Celeste woke up early on her twenty-second birthday weeping; Damon had been very low for some days, finding a dark corner and silently rocking for hours. He’d also been in a lot of pain and hadn’t once mentioned her upcoming birthday. It was all so different from the year before, when we’d vacated our flat for the night and handed it over to them for her twenty-first birthday party. Damon had almost completely recovered from the Salmonella in his knee and was really well. Celeste recalls that I made a speech about hope and the anticipation of life which had “…made everybody positive about their lives!”

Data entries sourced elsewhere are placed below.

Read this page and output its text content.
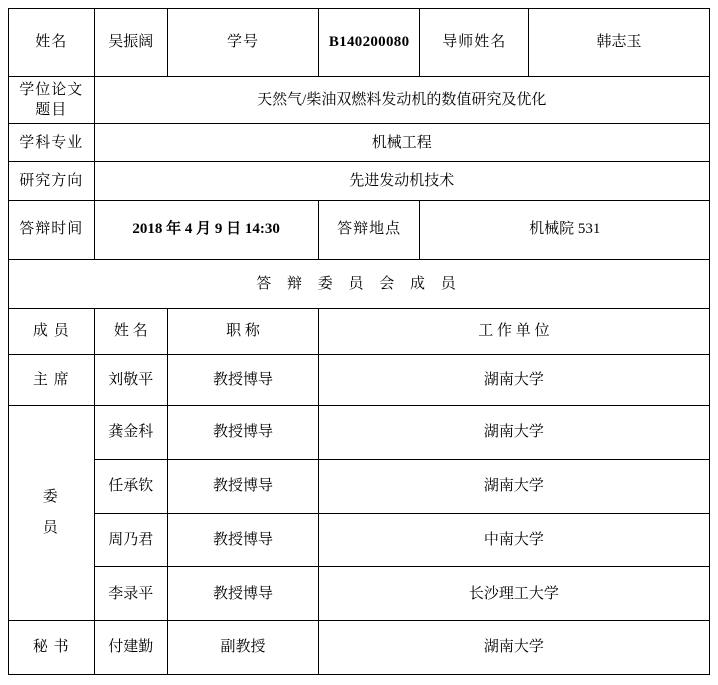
姓名	吴振阔	学号	B140200080	导师姓名	韩志玉
学位论文题目	天然气/柴油双燃料发动机的数值研究及优化				
学科专业	机械工程				
研究方向	先进发动机技术				
答辩时间	2018 年 4 月 9 日 14:30		答辩地点	机械院 531	
答 辩 委 员 会 成 员					
成 员	姓 名	职 称	工 作 单 位		
主 席	刘敬平	教授博导	湖南大学		

委
员	龚金科	教授博导	湖南大学		
	任承钦	教授博导	湖南大学		
	周乃君	教授博导	中南大学		
	李录平	教授博导	长沙理工大学		
秘 书	付建勤	副教授	湖南大学		
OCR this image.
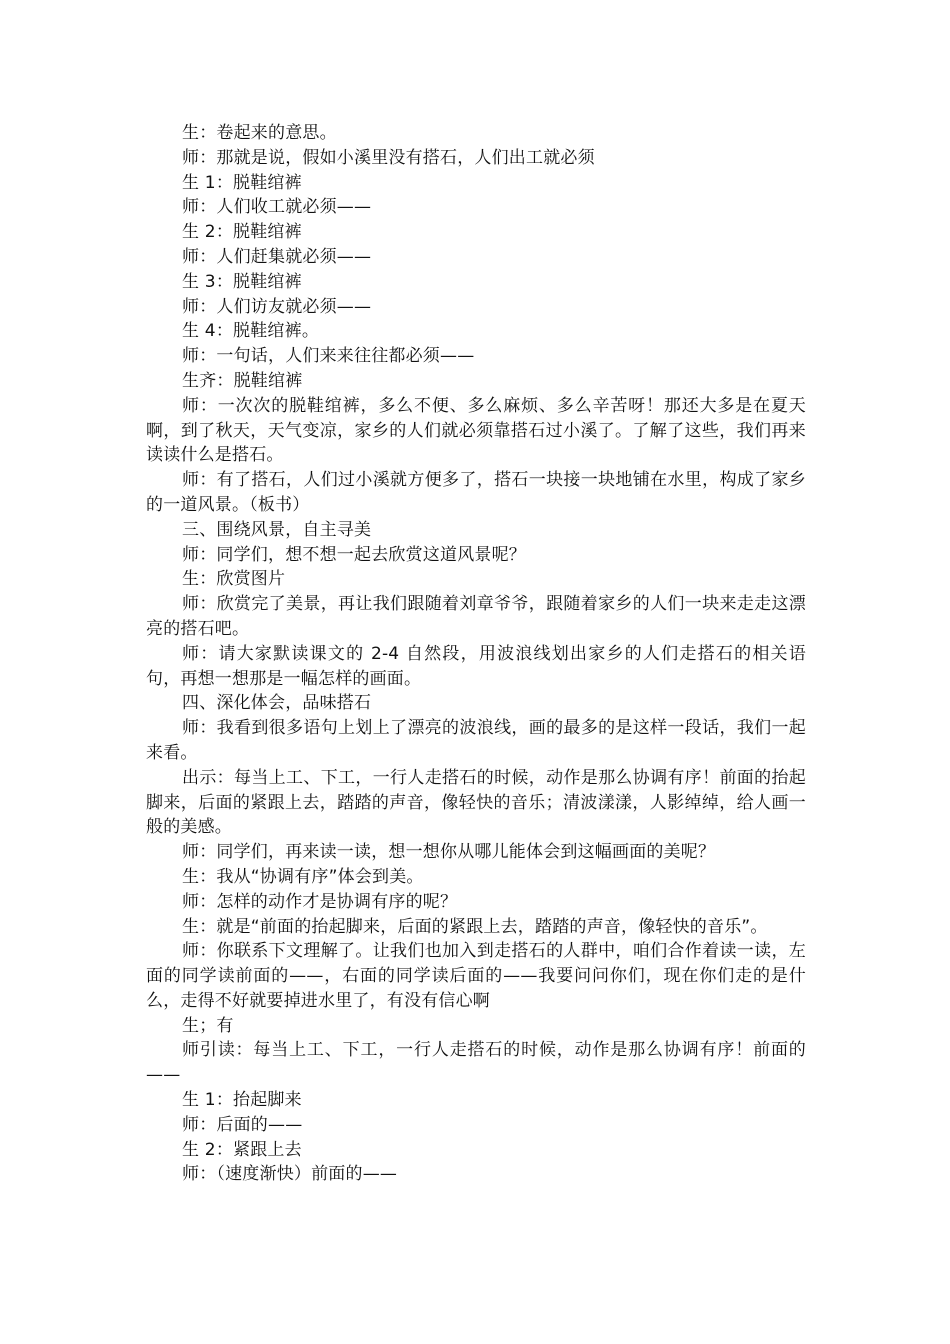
生：卷起来的意思。

师：那就是说，假如小溪里没有搭石，人们出工就必须

生 1：脱鞋绾裤

师：人们收工就必须——

生 2：脱鞋绾裤

师：人们赶集就必须——

生 3：脱鞋绾裤

师：人们访友就必须——

生 4：脱鞋绾裤。

师：一句话，人们来来往往都必须——

生齐：脱鞋绾裤

师：一次次的脱鞋绾裤，多么不便、多么麻烦、多么辛苦呀！那还大多是在夏天啊，到了秋天，天气变凉，家乡的人们就必须靠搭石过小溪了。了解了这些，我们再来读读什么是搭石。

师：有了搭石，人们过小溪就方便多了，搭石一块接一块地铺在水里，构成了家乡的一道风景。（板书）

三、围绕风景，自主寻美

师：同学们，想不想一起去欣赏这道风景呢？

生：欣赏图片

师：欣赏完了美景，再让我们跟随着刘章爷爷，跟随着家乡的人们一块来走走这漂亮的搭石吧。

师：请大家默读课文的 2-4 自然段，用波浪线划出家乡的人们走搭石的相关语句，再想一想那是一幅怎样的画面。

四、深化体会，品味搭石

师：我看到很多语句上划上了漂亮的波浪线，画的最多的是这样一段话，我们一起来看。

出示：每当上工、下工，一行人走搭石的时候，动作是那么协调有序！前面的抬起脚来，后面的紧跟上去，踏踏的声音，像轻快的音乐；清波漾漾，人影绰绰，给人画一般的美感。

师：同学们，再来读一读，想一想你从哪儿能体会到这幅画面的美呢？

生：我从“协调有序”体会到美。

师：怎样的动作才是协调有序的呢？

生：就是“前面的抬起脚来，后面的紧跟上去，踏踏的声音，像轻快的音乐”。

师：你联系下文理解了。让我们也加入到走搭石的人群中，咱们合作着读一读，左面的同学读前面的——，右面的同学读后面的——我要问问你们，现在你们走的是什么，走得不好就要掉进水里了，有没有信心啊

生；有

师引读：每当上工、下工，一行人走搭石的时候，动作是那么协调有序！前面的——

生 1：抬起脚来

师：后面的——

生 2：紧跟上去

师：（速度渐快）前面的——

It was the happiest of days and I recall we’d toasted them and all their friends with half a dozen bottles of French champagne, whereupon we’d left for a hotel where Benita and I had booked in for the night. Celeste’s friends at Dinky Di Pies had donated an absolutely huge, at least three-foot high, croquembouche, an elaborate cake built of a pyramid of golf ball-sized eclairs glazed in caramel. It was a generous token of their love of Celeste and added greatly to the glamour of the occasion.